The theorem of information theory mentioned here should be used only as a guide. The reason that it cannot be implemented ideally in a CD player or a DAC is NOT that there are engineering or practical limitations of making a perfect low-pass filter. Even if we could make perfect low pass filters that will bandlimit an audio signal to have a max frequency of 22KHz (less than half of the CD sampling freq of 44.1KHz, according to the theorem), we would NOT have the original analog audio signal reproduced.
Why?
I actually have explained the reason in simple terms in post no.4 in the following thread:
http://www.hifivision.com/cd-players/2930-24-bit-192khz pointless.html
Let me try to say this again briefly both in simple terms and a bit technically.
In simple terms, the data contained in a redbook CD (16 bit, 44.1KHz) is a finite amount of data (finite amount of time, finite no. of sampled data points etc). The original signal has infinite no of data points. It is NOT possible to get infinite output from finite no of data, as simple as that. So, one needs to put in mocked up data by hand to fill the gap between the sampled points of time. In scientific terms this process is called INTERPOLATION.
Actually the proof of the theorem effectively assumes
1) a (denumerably) infinite sampling points which obviously cannot ever be realized in the case of discretising and digitizing a continuous (analog) signal which exists for a finite time, and
2) a bandlimited signal (i.e., a signal which has a certain maximum freq), which again mathematically is NOT realizable for a signal which exists for a finite time.

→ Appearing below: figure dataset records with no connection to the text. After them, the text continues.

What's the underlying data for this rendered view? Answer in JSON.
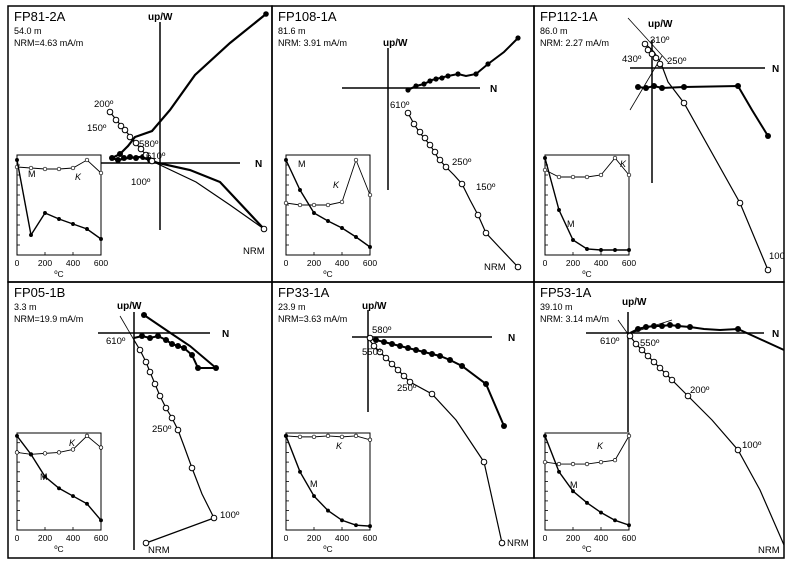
{
  "figure": {
    "panels": [
      {
        "id": "p1",
        "title": "FP81-2A",
        "depth": "54.0 m",
        "nrm": "NRM=4.63 mA/m"
      },
      {
        "id": "p2",
        "title": "FP108-1A",
        "depth": "81.6 m",
        "nrm": "NRM: 3.91 mA/m"
      },
      {
        "id": "p3",
        "title": "FP112-1A",
        "depth": "86.0 m",
        "nrm": "NRM: 2.27 mA/m"
      },
      {
        "id": "p4",
        "title": "FP05-1B",
        "depth": "3.3 m",
        "nrm": "NRM=19.9 mA/m"
      },
      {
        "id": "p5",
        "title": "FP33-1A",
        "depth": "23.9 m",
        "nrm": "NRM=3.63 mA/m"
      },
      {
        "id": "p6",
        "title": "FP53-1A",
        "depth": "39.10 m",
        "nrm": "NRM: 3.14 mA/m"
      }
    ]
  },
  "chart_data": [
    {
      "type": "line",
      "kind": "orthogonal-vector-plot",
      "title": "FP81-2A",
      "axis_labels": {
        "up": "up/W",
        "north": "N"
      },
      "horizontal_projection": "closed circles",
      "vertical_projection": "open circles",
      "step_labels": [
        "200º",
        "150º",
        "580º",
        "610º",
        "100º",
        "NRM"
      ],
      "inset": {
        "type": "line",
        "x": [
          0,
          100,
          200,
          300,
          400,
          500,
          600
        ],
        "xticks": [
          "0",
          "200",
          "400",
          "600"
        ],
        "xlabel": "ºC",
        "series": [
          {
            "name": "K",
            "y": [
              0.88,
              0.87,
              0.86,
              0.86,
              0.87,
              0.95,
              0.82
            ]
          },
          {
            "name": "M",
            "y": [
              0.95,
              0.2,
              0.42,
              0.36,
              0.31,
              0.26,
              0.16
            ]
          }
        ]
      }
    },
    {
      "type": "line",
      "kind": "orthogonal-vector-plot",
      "title": "FP108-1A",
      "axis_labels": {
        "up": "up/W",
        "north": "N"
      },
      "horizontal_projection": "closed circles",
      "vertical_projection": "open circles",
      "step_labels": [
        "610º",
        "250º",
        "150º",
        "NRM"
      ],
      "inset": {
        "type": "line",
        "x": [
          0,
          100,
          200,
          300,
          400,
          500,
          600
        ],
        "xticks": [
          "0",
          "200",
          "400",
          "600"
        ],
        "xlabel": "ºC",
        "series": [
          {
            "name": "K",
            "y": [
              0.52,
              0.5,
              0.5,
              0.5,
              0.53,
              0.95,
              0.6
            ]
          },
          {
            "name": "M",
            "y": [
              0.95,
              0.65,
              0.42,
              0.34,
              0.27,
              0.18,
              0.08
            ]
          }
        ]
      }
    },
    {
      "type": "line",
      "kind": "orthogonal-vector-plot",
      "title": "FP112-1A",
      "axis_labels": {
        "up": "up/W",
        "north": "N"
      },
      "horizontal_projection": "closed circles",
      "vertical_projection": "open circles",
      "step_labels": [
        "310º",
        "430º",
        "250º",
        "100"
      ],
      "inset": {
        "type": "line",
        "x": [
          0,
          100,
          200,
          300,
          400,
          500,
          600
        ],
        "xticks": [
          "0",
          "200",
          "400",
          "600"
        ],
        "xlabel": "ºC",
        "series": [
          {
            "name": "K",
            "y": [
              0.85,
              0.78,
              0.78,
              0.78,
              0.8,
              0.97,
              0.8
            ]
          },
          {
            "name": "M",
            "y": [
              0.97,
              0.45,
              0.15,
              0.06,
              0.05,
              0.05,
              0.05
            ]
          }
        ]
      }
    },
    {
      "type": "line",
      "kind": "orthogonal-vector-plot",
      "title": "FP05-1B",
      "axis_labels": {
        "up": "up/W",
        "north": "N"
      },
      "horizontal_projection": "closed circles",
      "vertical_projection": "open circles",
      "step_labels": [
        "610º",
        "250º",
        "100º",
        "NRM"
      ],
      "inset": {
        "type": "line",
        "x": [
          0,
          100,
          200,
          300,
          400,
          500,
          600
        ],
        "xticks": [
          "0",
          "200",
          "400",
          "600"
        ],
        "xlabel": "ºC",
        "series": [
          {
            "name": "K",
            "y": [
              0.8,
              0.78,
              0.79,
              0.8,
              0.83,
              0.97,
              0.85
            ]
          },
          {
            "name": "M",
            "y": [
              0.97,
              0.78,
              0.55,
              0.43,
              0.35,
              0.27,
              0.1
            ]
          }
        ]
      }
    },
    {
      "type": "line",
      "kind": "orthogonal-vector-plot",
      "title": "FP33-1A",
      "axis_labels": {
        "up": "up/W",
        "north": "N"
      },
      "horizontal_projection": "closed circles",
      "vertical_projection": "open circles",
      "step_labels": [
        "580º",
        "550º",
        "250º",
        "NRM"
      ],
      "inset": {
        "type": "line",
        "x": [
          0,
          100,
          200,
          300,
          400,
          500,
          600
        ],
        "xticks": [
          "0",
          "200",
          "400",
          "600"
        ],
        "xlabel": "ºC",
        "series": [
          {
            "name": "K",
            "y": [
              0.97,
              0.96,
              0.96,
              0.97,
              0.96,
              0.97,
              0.93
            ]
          },
          {
            "name": "M",
            "y": [
              0.97,
              0.6,
              0.35,
              0.2,
              0.1,
              0.05,
              0.04
            ]
          }
        ]
      }
    },
    {
      "type": "line",
      "kind": "orthogonal-vector-plot",
      "title": "FP53-1A",
      "axis_labels": {
        "up": "up/W",
        "north": "N"
      },
      "horizontal_projection": "closed circles",
      "vertical_projection": "open circles",
      "step_labels": [
        "610º",
        "550º",
        "200º",
        "100º",
        "NRM"
      ],
      "inset": {
        "type": "line",
        "x": [
          0,
          100,
          200,
          300,
          400,
          500,
          600
        ],
        "xticks": [
          "0",
          "200",
          "400",
          "600"
        ],
        "xlabel": "ºC",
        "series": [
          {
            "name": "K",
            "y": [
              0.7,
              0.68,
              0.68,
              0.68,
              0.7,
              0.72,
              0.97
            ]
          },
          {
            "name": "M",
            "y": [
              0.97,
              0.6,
              0.4,
              0.28,
              0.18,
              0.1,
              0.05
            ]
          }
        ]
      }
    }
  ]
}
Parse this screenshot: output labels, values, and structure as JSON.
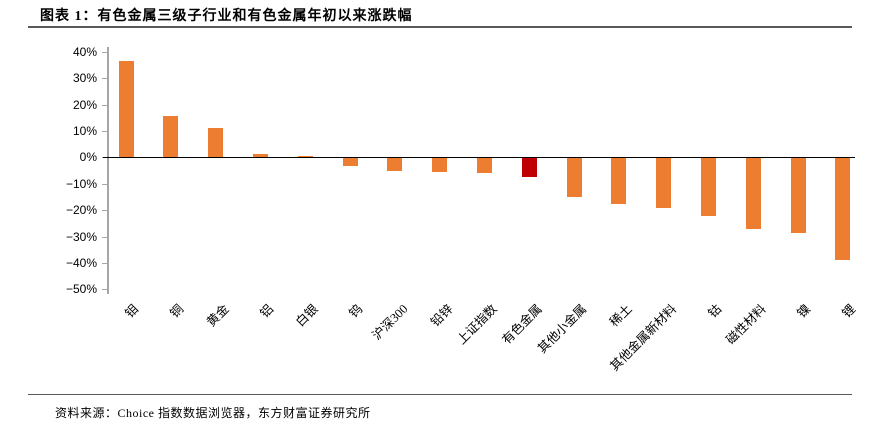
{
  "title": "图表 1：有色金属三级子行业和有色金属年初以来涨跌幅",
  "footer": {
    "source_text": "资料来源：Choice 指数数据浏览器，东方财富证券研究所"
  },
  "colors": {
    "bar": "#ED7D31",
    "highlight": "#C00000",
    "axis": "#A6A6A6",
    "zero_line": "#000000",
    "divider": "#595959"
  },
  "chart_data": {
    "type": "bar",
    "title": "有色金属三级子行业和有色金属年初以来涨跌幅",
    "categories": [
      "钼",
      "铜",
      "黄金",
      "铝",
      "白银",
      "钨",
      "沪深300",
      "铅锌",
      "上证指数",
      "有色金属",
      "其他小金属",
      "稀土",
      "其他金属新材料",
      "钴",
      "磁性材料",
      "镍",
      "锂"
    ],
    "values": [
      36.5,
      15.8,
      11.2,
      1.1,
      0.6,
      -2.9,
      -4.9,
      -5.3,
      -5.6,
      -7.1,
      -14.5,
      -17.4,
      -18.9,
      -22.0,
      -26.6,
      -28.4,
      -38.6
    ],
    "unit": "%",
    "highlight_category": "有色金属",
    "xlabel": "",
    "ylabel": "",
    "ylim": [
      -50,
      40
    ],
    "ytick_values": [
      40,
      30,
      20,
      10,
      0,
      -10,
      -20,
      -30,
      -40,
      -50
    ],
    "ytick_labels": [
      "40%",
      "30%",
      "20%",
      "10%",
      "0%",
      "−10%",
      "−20%",
      "−30%",
      "−40%",
      "−50%"
    ],
    "grid": false,
    "legend": "none"
  }
}
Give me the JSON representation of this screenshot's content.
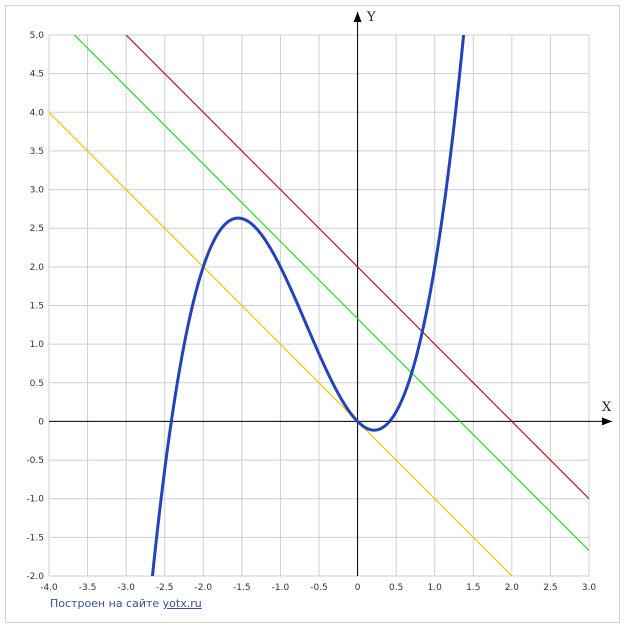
{
  "chart_data": {
    "type": "line",
    "xlabel": "X",
    "ylabel": "Y",
    "xlim": [
      -4.0,
      3.0
    ],
    "ylim": [
      -2.0,
      5.0
    ],
    "xstep": 0.5,
    "ystep": 0.5,
    "x_tick_labels": [
      "-4.0",
      "-3.5",
      "-3.0",
      "-2.5",
      "-2.0",
      "-1.5",
      "-1.0",
      "-0.5",
      "0",
      "0.5",
      "1.0",
      "1.5",
      "2.0",
      "2.5",
      "3.0"
    ],
    "y_tick_labels": [
      "-2.0",
      "-1.5",
      "-1.0",
      "-0.5",
      "0",
      "0.5",
      "1.0",
      "1.5",
      "2.0",
      "2.5",
      "3.0",
      "3.5",
      "4.0",
      "4.5",
      "5.0"
    ],
    "grid": true,
    "series": [
      {
        "kind": "cubic",
        "coeffs": [
          1,
          2,
          -1,
          0
        ],
        "color": "#2443b8",
        "width": 3
      },
      {
        "kind": "line",
        "slope": -1,
        "intercept": 2,
        "color": "#b01818",
        "width": 1.2
      },
      {
        "kind": "line",
        "slope": -1,
        "intercept": 1.33,
        "color": "#22dd22",
        "width": 1.2
      },
      {
        "kind": "line",
        "slope": -1,
        "intercept": 0,
        "color": "#f5c400",
        "width": 1.2
      }
    ]
  },
  "credit": {
    "text": "Построен на сайте ",
    "link": "yotx.ru"
  }
}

The first of the above assumptions again has to do with superposition of an infinite number of "sinc" functions (one each for each discrete point of time).
The impossibility of the second assumption shows that even if we could make perfect low pass filters which would block frequencies above a certain number perfectly, it would not help reproduce the original continuous signal.
Two things can come to help here. One is surely lack of the human perception of frequencies above a certain maximum. A well implemented CD player or DAC would actually try to push the differences of the reproduced analog signal with the original analog signal to frequencies well above the human perception limit.
This is where a bit of maths is involved, apart from good engineering. Even for standard CD players with sampling rate of 44.1 kHz, a good scheme for interpolation of the discretized data is required. The theorem does NOT ensure that.
One approach has been to upsample, that is increase the data points by a good mathematical programme by increasing the sampling freq. Most people naively think that this is an artificial way of adding more data that was not there in the first place. True. But even if you do not upsample, you need to put in data (by some interpolation) by hand to make a bunch of discrete data points continuous. THERE IS NO ESCAPE FROM THIS, no matter what you do.
Many people also think that the only job of upsampling is to increase the max freq of the bandlimited input audio signal so that a less than perfect low-pass filter does not introduce serious imperfections. True. But that's not the only way the upsampling can be used. The proof of the theorem clearly shows that an increase in the sampling points helps to have a better interpolation, something also consistent with common sense.
Now, I like to add my practical experience in this. I have a recorder that records into some kind of memory and can record upto 24 bit 96 KHz. It's a Sony professional product. Most of us think that Sony makes only mass market products. Not quite true. They also make professional quality AV equipments which are usually not there in their usual website. For example my recorder Sony PCM DM-50 is shown only in the Sony professional website. It does studio quality recording at much better resolution than redbook CDs.
Now I have used this recorder to record live music at a variety of bits and sampling frequencies, from 16 bit 44.1 KHz upto 24 bit 96 KHz. When I playback the recordings through my analog amplifier (with the DA conversion taking place inside the recorder) the difference is obvious. One does NOT need to be an expert to find out that the 24 bit 96 Khz is by far the best.
At the end, one question: I am actually a bit confused about the proof of the theorem. It seems to say that one can get non-denumerable infinity from a denumerable infinity, something I thought was mathematically NOT possible. Can anybody knowledgeable explain? Probably this is why the bandlimitation of the original signal comes in, so that Fourier modes (i.e.frequencies) above a certain number are not involved.